Alison Redford and the ruling Progressive Conservative party charged to a commanding majority win in Monday’s provincial election, picking up 61 of 87 seats.
But on Tuesday Redford went right back to business, calling for another session of the legislature before summer and pledging to sort out confusion over the status of Asia envoy Gary Mar and the “no meet” committee.
“We will be making some decisions over the course of the next couple of weeks with regard to the other issues we need to decide together around cabinet, legislative scheduling,” Redford said.
Keith Brownsey, a political science professor at Mount Royal University, said the sooner Redford acts on matters dogging her party the better.
“She has to clean up her own act, would be the best way to put it,” he said.

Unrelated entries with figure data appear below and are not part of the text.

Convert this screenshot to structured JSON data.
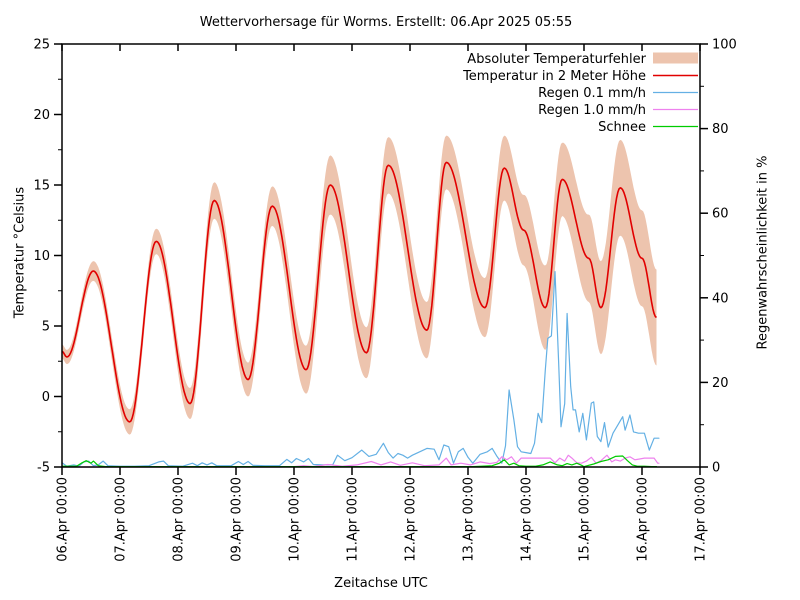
{
  "chart_data": {
    "type": "line",
    "title": "Wettervorhersage für Worms. Erstellt: 06.Apr 2025 05:55",
    "xlabel": "Zeitachse UTC",
    "ylabel_left": "Temperatur °Celsius",
    "ylabel_right": "Regenwahrscheinlichkeit in %",
    "y_left": {
      "min": -5,
      "max": 25,
      "ticks": [
        -5,
        0,
        5,
        10,
        15,
        20,
        25
      ],
      "unit": "°C"
    },
    "y_right": {
      "min": 0,
      "max": 100,
      "ticks": [
        0,
        20,
        40,
        60,
        80,
        100
      ],
      "unit": "%"
    },
    "x_axis": {
      "hours_total": 264,
      "tick_step_hours": 24,
      "tick_labels": [
        "06.Apr 00:00",
        "07.Apr 00:00",
        "08.Apr 00:00",
        "09.Apr 00:00",
        "10.Apr 00:00",
        "11.Apr 00:00",
        "12.Apr 00:00",
        "13.Apr 00:00",
        "14.Apr 00:00",
        "15.Apr 00:00",
        "16.Apr 00:00",
        "17.Apr 00:00"
      ]
    },
    "legend": [
      {
        "label": "Absoluter Temperaturfehler",
        "swatch": "band",
        "color": "#edc4ae"
      },
      {
        "label": "Temperatur in 2 Meter Höhe",
        "swatch": "line",
        "color": "#e10000"
      },
      {
        "label": "Regen 0.1 mm/h",
        "swatch": "line",
        "color": "#64b0e4"
      },
      {
        "label": "Regen 1.0 mm/h",
        "swatch": "line",
        "color": "#ee82ee"
      },
      {
        "label": "Schnee",
        "swatch": "line",
        "color": "#00cc00"
      }
    ],
    "colors": {
      "band": "#edc4ae",
      "temperature": "#e10000",
      "rain01": "#64b0e4",
      "rain10": "#ee82ee",
      "snow": "#00cc00",
      "axis": "#000000",
      "background": "#ffffff"
    },
    "temperature_c": {
      "axis": "left",
      "note": "keypoints [hours since 06.Apr 00:00 UTC, temp °C, abs error ±°C]; smooth daily wave",
      "keypoints": [
        [
          0,
          3.2,
          0.5
        ],
        [
          2,
          2.8,
          0.5
        ],
        [
          13,
          8.9,
          0.7
        ],
        [
          28,
          -1.8,
          0.9
        ],
        [
          39,
          11.0,
          0.9
        ],
        [
          53,
          -0.5,
          1.1
        ],
        [
          63,
          13.9,
          1.3
        ],
        [
          77,
          1.2,
          1.2
        ],
        [
          87,
          13.5,
          1.4
        ],
        [
          101,
          1.9,
          1.7
        ],
        [
          111,
          15.0,
          2.1
        ],
        [
          126,
          3.1,
          1.8
        ],
        [
          135,
          16.4,
          2.0
        ],
        [
          151,
          4.7,
          2.0
        ],
        [
          159,
          16.6,
          1.9
        ],
        [
          175,
          6.3,
          2.1
        ],
        [
          183,
          16.2,
          2.3
        ],
        [
          191,
          11.8,
          2.5
        ],
        [
          200,
          6.3,
          3.0
        ],
        [
          207,
          15.4,
          2.6
        ],
        [
          218,
          9.8,
          3.1
        ],
        [
          223,
          6.3,
          3.3
        ],
        [
          231,
          14.8,
          3.4
        ],
        [
          240,
          9.8,
          3.4
        ],
        [
          246,
          5.6,
          3.4
        ]
      ]
    },
    "rain01_pct": {
      "axis": "right",
      "points": [
        [
          0,
          1.0
        ],
        [
          2,
          0.2
        ],
        [
          5,
          0.5
        ],
        [
          7,
          0.2
        ],
        [
          9,
          1.2
        ],
        [
          11,
          1.4
        ],
        [
          13,
          0.3
        ],
        [
          15,
          0.5
        ],
        [
          17,
          1.4
        ],
        [
          19,
          0.3
        ],
        [
          24,
          0.2
        ],
        [
          30,
          0.2
        ],
        [
          36,
          0.3
        ],
        [
          40,
          1.2
        ],
        [
          42,
          1.4
        ],
        [
          44,
          0.3
        ],
        [
          50,
          0.2
        ],
        [
          54,
          0.9
        ],
        [
          56,
          0.3
        ],
        [
          58,
          1.0
        ],
        [
          60,
          0.5
        ],
        [
          62,
          1.0
        ],
        [
          64,
          0.3
        ],
        [
          70,
          0.3
        ],
        [
          73,
          1.3
        ],
        [
          75,
          0.6
        ],
        [
          77,
          1.3
        ],
        [
          79,
          0.4
        ],
        [
          84,
          0.3
        ],
        [
          90,
          0.3
        ],
        [
          93,
          1.8
        ],
        [
          95,
          1.0
        ],
        [
          97,
          2.0
        ],
        [
          100,
          1.2
        ],
        [
          102,
          2.0
        ],
        [
          104,
          0.6
        ],
        [
          108,
          0.5
        ],
        [
          112,
          0.5
        ],
        [
          114,
          2.8
        ],
        [
          117,
          1.5
        ],
        [
          120,
          2.2
        ],
        [
          124,
          4.0
        ],
        [
          127,
          2.5
        ],
        [
          130,
          3.0
        ],
        [
          133,
          5.6
        ],
        [
          135,
          3.4
        ],
        [
          137,
          2.1
        ],
        [
          139,
          3.2
        ],
        [
          141,
          2.8
        ],
        [
          143,
          2.1
        ],
        [
          145,
          2.8
        ],
        [
          148,
          3.6
        ],
        [
          151,
          4.4
        ],
        [
          154,
          4.2
        ],
        [
          156,
          1.7
        ],
        [
          158,
          5.2
        ],
        [
          160,
          4.8
        ],
        [
          162,
          0.9
        ],
        [
          164,
          3.6
        ],
        [
          166,
          4.4
        ],
        [
          168,
          2.3
        ],
        [
          170,
          0.9
        ],
        [
          173,
          3.0
        ],
        [
          176,
          3.6
        ],
        [
          178,
          4.4
        ],
        [
          180,
          2.5
        ],
        [
          182,
          0.9
        ],
        [
          183.5,
          5.0
        ],
        [
          185,
          18.2
        ],
        [
          187,
          11.1
        ],
        [
          188.5,
          4.8
        ],
        [
          190,
          3.6
        ],
        [
          192,
          3.4
        ],
        [
          194,
          3.2
        ],
        [
          195.5,
          5.6
        ],
        [
          197,
          12.7
        ],
        [
          198.5,
          10.5
        ],
        [
          200,
          22.9
        ],
        [
          201,
          30.4
        ],
        [
          202.5,
          31.0
        ],
        [
          204,
          46.2
        ],
        [
          205.5,
          25.0
        ],
        [
          206.5,
          9.5
        ],
        [
          208,
          15.0
        ],
        [
          209,
          36.3
        ],
        [
          210.5,
          19.0
        ],
        [
          211.5,
          13.5
        ],
        [
          212.5,
          13.5
        ],
        [
          214,
          8.3
        ],
        [
          215.5,
          12.7
        ],
        [
          217,
          6.4
        ],
        [
          219,
          15.1
        ],
        [
          220,
          15.4
        ],
        [
          221.5,
          7.2
        ],
        [
          223,
          6.0
        ],
        [
          224.5,
          10.5
        ],
        [
          226,
          4.7
        ],
        [
          228,
          8.0
        ],
        [
          230,
          9.9
        ],
        [
          232,
          11.9
        ],
        [
          233,
          8.7
        ],
        [
          235,
          12.3
        ],
        [
          236.5,
          8.3
        ],
        [
          238.5,
          8.0
        ],
        [
          241,
          8.0
        ],
        [
          243,
          4.0
        ],
        [
          245,
          6.8
        ],
        [
          247,
          6.8
        ]
      ]
    },
    "rain10_pct": {
      "axis": "right",
      "points": [
        [
          0,
          0
        ],
        [
          90,
          0
        ],
        [
          96,
          0.1
        ],
        [
          100,
          0.3
        ],
        [
          104,
          0.1
        ],
        [
          110,
          0.6
        ],
        [
          116,
          0.2
        ],
        [
          122,
          0.5
        ],
        [
          128,
          1.3
        ],
        [
          132,
          0.5
        ],
        [
          136,
          1.2
        ],
        [
          140,
          0.4
        ],
        [
          145,
          1.0
        ],
        [
          150,
          0.3
        ],
        [
          156,
          0.5
        ],
        [
          159,
          2.1
        ],
        [
          161,
          0.5
        ],
        [
          165,
          0.9
        ],
        [
          169,
          0.5
        ],
        [
          173,
          1.2
        ],
        [
          177,
          0.8
        ],
        [
          180,
          1.1
        ],
        [
          182,
          2.4
        ],
        [
          184,
          1.7
        ],
        [
          186,
          2.4
        ],
        [
          188,
          0.9
        ],
        [
          190,
          2.1
        ],
        [
          194,
          2.1
        ],
        [
          198,
          2.1
        ],
        [
          202,
          2.1
        ],
        [
          204,
          1.0
        ],
        [
          206,
          2.1
        ],
        [
          208,
          1.4
        ],
        [
          209.5,
          2.8
        ],
        [
          211,
          2.1
        ],
        [
          213,
          1.0
        ],
        [
          215,
          0.9
        ],
        [
          217,
          1.4
        ],
        [
          219,
          2.3
        ],
        [
          221,
          0.9
        ],
        [
          223,
          1.5
        ],
        [
          225.5,
          2.8
        ],
        [
          227.5,
          1.2
        ],
        [
          229,
          1.7
        ],
        [
          231,
          1.4
        ],
        [
          233,
          2.1
        ],
        [
          235,
          2.4
        ],
        [
          237,
          1.7
        ],
        [
          239,
          1.9
        ],
        [
          241,
          2.1
        ],
        [
          243,
          2.1
        ],
        [
          245,
          2.1
        ],
        [
          246.5,
          0.9
        ],
        [
          247,
          0.9
        ]
      ]
    },
    "snow_pct": {
      "axis": "right",
      "points": [
        [
          0,
          0.2
        ],
        [
          6,
          0.2
        ],
        [
          8,
          0.9
        ],
        [
          10,
          1.5
        ],
        [
          12,
          0.9
        ],
        [
          13,
          1.4
        ],
        [
          15,
          0.3
        ],
        [
          18,
          0.1
        ],
        [
          24,
          0.1
        ],
        [
          96,
          0.1
        ],
        [
          170,
          0.1
        ],
        [
          178,
          0.3
        ],
        [
          181,
          0.9
        ],
        [
          183,
          1.7
        ],
        [
          185,
          0.5
        ],
        [
          187,
          0.9
        ],
        [
          189,
          0.3
        ],
        [
          192,
          0.2
        ],
        [
          196,
          0.2
        ],
        [
          199,
          0.5
        ],
        [
          202,
          1.2
        ],
        [
          205,
          0.5
        ],
        [
          207,
          0.3
        ],
        [
          209,
          0.8
        ],
        [
          211,
          0.5
        ],
        [
          213,
          0.9
        ],
        [
          215,
          0.4
        ],
        [
          216,
          0.1
        ],
        [
          220,
          0.7
        ],
        [
          223,
          1.3
        ],
        [
          226,
          1.7
        ],
        [
          229,
          2.5
        ],
        [
          232,
          2.6
        ],
        [
          234,
          1.5
        ],
        [
          236,
          0.5
        ],
        [
          238,
          0.2
        ],
        [
          241,
          0.2
        ],
        [
          244,
          0.1
        ],
        [
          246,
          0.1
        ]
      ]
    }
  }
}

Questions also linger about promises made by Redford both before and during the election, including plans to establish 140 new family care clinics and 50 schools. There is also the matter of the polarizing impaired driving legislation that has drawn sharp criticism from civil rights advocates.
Nevertheless, Brownsey said the Tories have been handed a commanding majority — something which the premier hinted Tuesday she expected all along.
“I’m not as surprised as everybody else,” Redford said when asked about Monday’s win.